Wednesday, November 12, 2014

It's Not Messy, We Just Live Here

My house is messy.

If you've ever been to my house, I've probably apologized profusely for the mess. I might have asked you to please not look at the clutter. I might have requested that you hold back on your judgement and silently hoped you wouldn't notice the herd of dust buffalo roaming the front hall (Seriously. They are too huge to be considered dust bunnies. They are more the size of grazing bison... and they like to drift in herds.)

It's funny how I don't seem to notice the unmatched socks draped over the arm of the couch or the stack of junk mail teetering on the hall table or the paper towels the dog dragged from the trash bin and then shredded all over the dining room floor... until I have a guest. Then those things (along with the karate bags carelessly tossed by the front door and the art supplies strewn across the kitchen table) seem to flash and beep and glare like a laser light show trying to draw attention to my utter failure as a housekeeper (and probably as a mother, too).

It's not that we live in utter chaos. We actually (usually) meet at least the minimum level of sanitation required to maintain health and sanity and keep Child Protective Services at bay. We certainly don't belong on an episode of hoarders or anything.

But we do live here. I mean really live here, with gusto and zeal. We LIVE here. We build blanket forts and play board games and conduct science experiments on the kitchen counters (and sometimes in the fridge when leftovers get pushed to the back and forgotten about, but those aren't generally on purpose). We read books and play fetch with the dogs and make kitchen messes (also known as culinary creativity). We have conversations and do research and take naps. We make noise and get distracted. We bounce down stairs and sometimes the children literally climb the walls.

I clean. I swear that I clean. Usually quite vigorously, especially in preparation for holidays that require visits from extended family and dinners with tablecloths and fine china (I have some that I bought on clearance at Target a few years ago... china not extended family members). But the messes in this house are like some sort of perpetual motion machine. No matter how much I scrub or tidy or vacuum, it's never going to stay that way. New messes are always in various stages of being created. It's part of life, this continuous march toward entropy.

Maybe I did forget to cart the recycling to the curb last week because I was too busy helping my teenaged daughter with homework and now we look like a family with a drinking problem (I'm sure the neighbors are even now staging an intervention). Maybe I haven't recently dusted or mopped because I haven't had the time between eating dinner as a family, running my kids to karate and night classes, teaching my younger ones American History, and settling down in the evenings to catch my breath. Maybe we've been engaged in too much silliness and laughter and discourse and creativity and fun to notice the layer of dust collecting on the shelves and the mantels.

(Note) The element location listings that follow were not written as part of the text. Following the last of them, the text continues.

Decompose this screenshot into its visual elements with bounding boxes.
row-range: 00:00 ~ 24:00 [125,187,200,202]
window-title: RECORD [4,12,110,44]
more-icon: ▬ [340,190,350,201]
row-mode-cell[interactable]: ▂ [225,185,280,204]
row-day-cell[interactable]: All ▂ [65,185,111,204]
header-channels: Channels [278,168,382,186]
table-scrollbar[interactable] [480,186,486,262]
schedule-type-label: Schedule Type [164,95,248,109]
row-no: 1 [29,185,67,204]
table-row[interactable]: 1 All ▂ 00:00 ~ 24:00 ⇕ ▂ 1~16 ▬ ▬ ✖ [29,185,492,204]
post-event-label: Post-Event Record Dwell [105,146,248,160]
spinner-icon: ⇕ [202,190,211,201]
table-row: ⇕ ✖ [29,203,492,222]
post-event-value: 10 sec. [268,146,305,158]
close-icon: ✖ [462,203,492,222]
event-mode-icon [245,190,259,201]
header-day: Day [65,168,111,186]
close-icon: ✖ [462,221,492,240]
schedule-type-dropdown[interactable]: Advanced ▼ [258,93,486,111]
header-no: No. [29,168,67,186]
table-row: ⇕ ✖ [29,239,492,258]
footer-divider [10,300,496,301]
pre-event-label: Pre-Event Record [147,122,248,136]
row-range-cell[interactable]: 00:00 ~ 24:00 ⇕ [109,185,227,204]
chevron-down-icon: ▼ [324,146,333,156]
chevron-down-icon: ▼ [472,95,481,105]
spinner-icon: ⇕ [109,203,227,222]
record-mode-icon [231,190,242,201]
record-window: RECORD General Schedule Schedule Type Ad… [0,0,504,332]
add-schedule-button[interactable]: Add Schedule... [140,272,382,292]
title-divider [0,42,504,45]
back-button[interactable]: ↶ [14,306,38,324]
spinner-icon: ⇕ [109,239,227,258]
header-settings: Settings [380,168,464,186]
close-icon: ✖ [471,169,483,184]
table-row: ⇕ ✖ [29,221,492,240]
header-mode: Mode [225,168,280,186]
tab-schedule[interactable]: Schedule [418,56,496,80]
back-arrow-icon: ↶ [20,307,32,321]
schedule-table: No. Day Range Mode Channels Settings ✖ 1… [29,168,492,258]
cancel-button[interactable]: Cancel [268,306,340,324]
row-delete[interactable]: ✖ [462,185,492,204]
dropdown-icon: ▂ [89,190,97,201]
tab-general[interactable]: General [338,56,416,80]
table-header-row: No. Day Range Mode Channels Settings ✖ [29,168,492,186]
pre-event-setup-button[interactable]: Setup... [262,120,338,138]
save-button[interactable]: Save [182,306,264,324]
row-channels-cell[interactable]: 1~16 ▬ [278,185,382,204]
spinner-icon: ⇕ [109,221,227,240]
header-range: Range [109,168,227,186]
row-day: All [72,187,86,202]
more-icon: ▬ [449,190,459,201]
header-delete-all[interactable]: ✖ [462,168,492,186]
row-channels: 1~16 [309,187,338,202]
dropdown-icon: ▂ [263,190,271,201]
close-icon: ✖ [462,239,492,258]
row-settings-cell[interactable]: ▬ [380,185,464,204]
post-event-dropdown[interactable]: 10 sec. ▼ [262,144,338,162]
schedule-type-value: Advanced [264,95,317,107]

I'm done apologizing. My home isn't some trumped up model house in some fancy interior designer's magazine. (I secretly suspect that those magazines are really just trying to set a standard for housekeeping that is totally unrealistic and unattainable if people are actually residing in the domicile. It's probably part of some grand conspiracy to make us feel self-conscious and insecure and therefore spend more money on cleaning products and cheesy mass-produced artwork and interior designer magazines. Break the cycle!) We don't exist in a perfect world where children's hands are always clean and socks always have matches and dogs don't shed. That perfect world doesn't exist, and I wouldn't want to live in it anyway.

So I'm done apologizing. I'm done with the guilt. I'm throwing out all of my Better Homes & Gardens magazines. We live here. What you're seeing aren't careless messes. What you see are the footprints of our lives (and the fingerprints, too. The children like to leave those on the walls). I wouldn't trade my refrigerator artwork or the pile of kid's shoes or my dog hair-covered furniture for all of the polished floors and sanitized home decor in the world.

So if you come over, you can scoff and cringe and secretly judge me if you want to. Or you can sit back with me and enjoy the beautiful view. This is home. My home...where the dust buffalo roam...

5 comments:

Anonymous said...

"Oh give me a home, where the dust buff'lo roam..."

;)

Anonymous said...

"And the dogs and the children do play..."

LOL

Mathilda Rosenberg said...

How messy IS your house?

Unknown said...

Hi, I'm new here. I read your post "It's not messy, we just live here".
I really loved it!! It sooo describes my house too! Exept for the dust bisons. In my head bisons look like a pastoral nature picture, in my house they look more like dust monsters.
I read "5 Things youd didn't know..." It's wanderful too. Being the mom of two ADHD kids, now teenagers, school has being for all the family, a contiguous and painfull nightmare.

ajoneswebb said...

I'm glad you found your way here. I get the dust monster analogy. I think of them as roaming dust buffalo because sometimes they just seem to billow across the hallway or the living room floor.